Il padre d'Italia regia di Fabio Mollo

Drammatico
recensione di Alessandra Graziosi

Un trentenne omosessuale appena uscito da una reazione deve accompagnare ad Asti una giovane ragazza incinta conosciuta in una dark room.

Il Padre d’Italia, pellicola agrodolce che vede protagonisti due dei più notevoli attori del cinema nostrano, è la riuscitissima opera seconda di Fabio Mollo, già regista del pluripremiato e molto apprezzato dalla critica Il sud è niente.

Siamo di fronte ad un film molto maturo e ben congegnato, senza per questo perdere in naturalezza, che catapulta lo spettatore dal mondo sottotono e contrastato dell’iper-responsabile Paolo (Luca Marinelli) a quello variopinto e candidamente folle di Mia (Isabella Ragonese), la quale vive come una gatta randagia e sembra non preoccuparsi mai del domani.

Come ogni buddy movie e on the road che si rispetti, non sembrano esistere due protagonisti più incompatibili e lontani di così, almeno dalle premesse iniziali.
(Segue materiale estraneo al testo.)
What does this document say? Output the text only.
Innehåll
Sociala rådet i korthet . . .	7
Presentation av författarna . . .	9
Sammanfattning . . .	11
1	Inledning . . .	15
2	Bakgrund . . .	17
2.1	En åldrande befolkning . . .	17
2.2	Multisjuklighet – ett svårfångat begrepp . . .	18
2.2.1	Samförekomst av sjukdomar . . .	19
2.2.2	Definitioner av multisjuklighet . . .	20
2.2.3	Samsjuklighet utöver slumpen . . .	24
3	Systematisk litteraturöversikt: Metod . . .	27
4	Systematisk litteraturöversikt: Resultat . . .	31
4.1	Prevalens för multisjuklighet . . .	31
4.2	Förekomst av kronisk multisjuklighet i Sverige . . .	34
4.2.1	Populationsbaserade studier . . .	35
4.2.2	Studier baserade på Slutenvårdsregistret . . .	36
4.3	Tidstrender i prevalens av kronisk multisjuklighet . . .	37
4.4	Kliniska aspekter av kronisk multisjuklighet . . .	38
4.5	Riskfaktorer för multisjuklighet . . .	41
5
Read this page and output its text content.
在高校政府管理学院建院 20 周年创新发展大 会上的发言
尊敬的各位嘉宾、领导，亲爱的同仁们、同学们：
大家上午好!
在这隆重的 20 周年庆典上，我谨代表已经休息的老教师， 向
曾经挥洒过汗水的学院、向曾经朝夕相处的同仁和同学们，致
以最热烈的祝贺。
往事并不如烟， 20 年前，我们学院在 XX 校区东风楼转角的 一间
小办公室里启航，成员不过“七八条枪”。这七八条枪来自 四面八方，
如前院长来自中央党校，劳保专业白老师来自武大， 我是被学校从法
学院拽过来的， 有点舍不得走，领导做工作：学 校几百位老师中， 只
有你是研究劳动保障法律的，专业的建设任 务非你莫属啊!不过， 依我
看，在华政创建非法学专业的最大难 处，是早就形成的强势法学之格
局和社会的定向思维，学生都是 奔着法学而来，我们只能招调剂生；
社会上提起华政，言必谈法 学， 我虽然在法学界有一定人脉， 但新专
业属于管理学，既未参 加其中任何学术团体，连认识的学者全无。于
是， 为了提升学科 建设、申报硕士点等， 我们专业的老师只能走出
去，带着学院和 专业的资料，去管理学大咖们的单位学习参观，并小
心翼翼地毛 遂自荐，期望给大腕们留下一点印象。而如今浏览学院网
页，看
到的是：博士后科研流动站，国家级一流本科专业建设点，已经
Il piacere principale che si prova guardando Il Padre d’Italia sta proprio in questo assistere all’andirivieni di avvicinamenti e allontanamenti tra i due protagonisti, interpretati e diretti in modo magistrale.

A differenza di quanto accade purtroppo spesso in parte del cinema italiano, Paolo e Mia sono vivi e vividi, vivono di vita propria senza forzature di sorta per favorire la storia alla loro natura e modus vivendi.

Il Padre d’Italia è una deliziosa scoperta in grado di smuovere a chi lo permette molti cliché relazionali, psicologici e sociali, in particolare per quanto riguarda il concetto di identità e le annesse problematiche comportamentali.

Il bello è che nonostante la profondità della storia e dei personaggi, non assistiamo mai a un film a tesi: al contrario la naturalezza del tutto sembra trascinare in direzione di un vortice che prima o poi non può che spingerti fuori, solo che non sai quando…

Una cosa porta l’altra, un passo dopo l’altro, un’azione ad una reazione e così via per tutto il film, il quale mette in opera un’altra coraggiosa scelta: quella di ambientare la storia in un ristretto arco temporale continuativo, amplificando così la coerenza dell’insieme degli elementi diegetici. Come una diretta, il regista induce lo spettatore in una condizione di “voyerismo” molto pura, dato che al tempo stesso non molla neanche l’aspetto della verosimiglianza, camminando sul una stretta corda in bilico tra il particolarissimo e l’archetipico.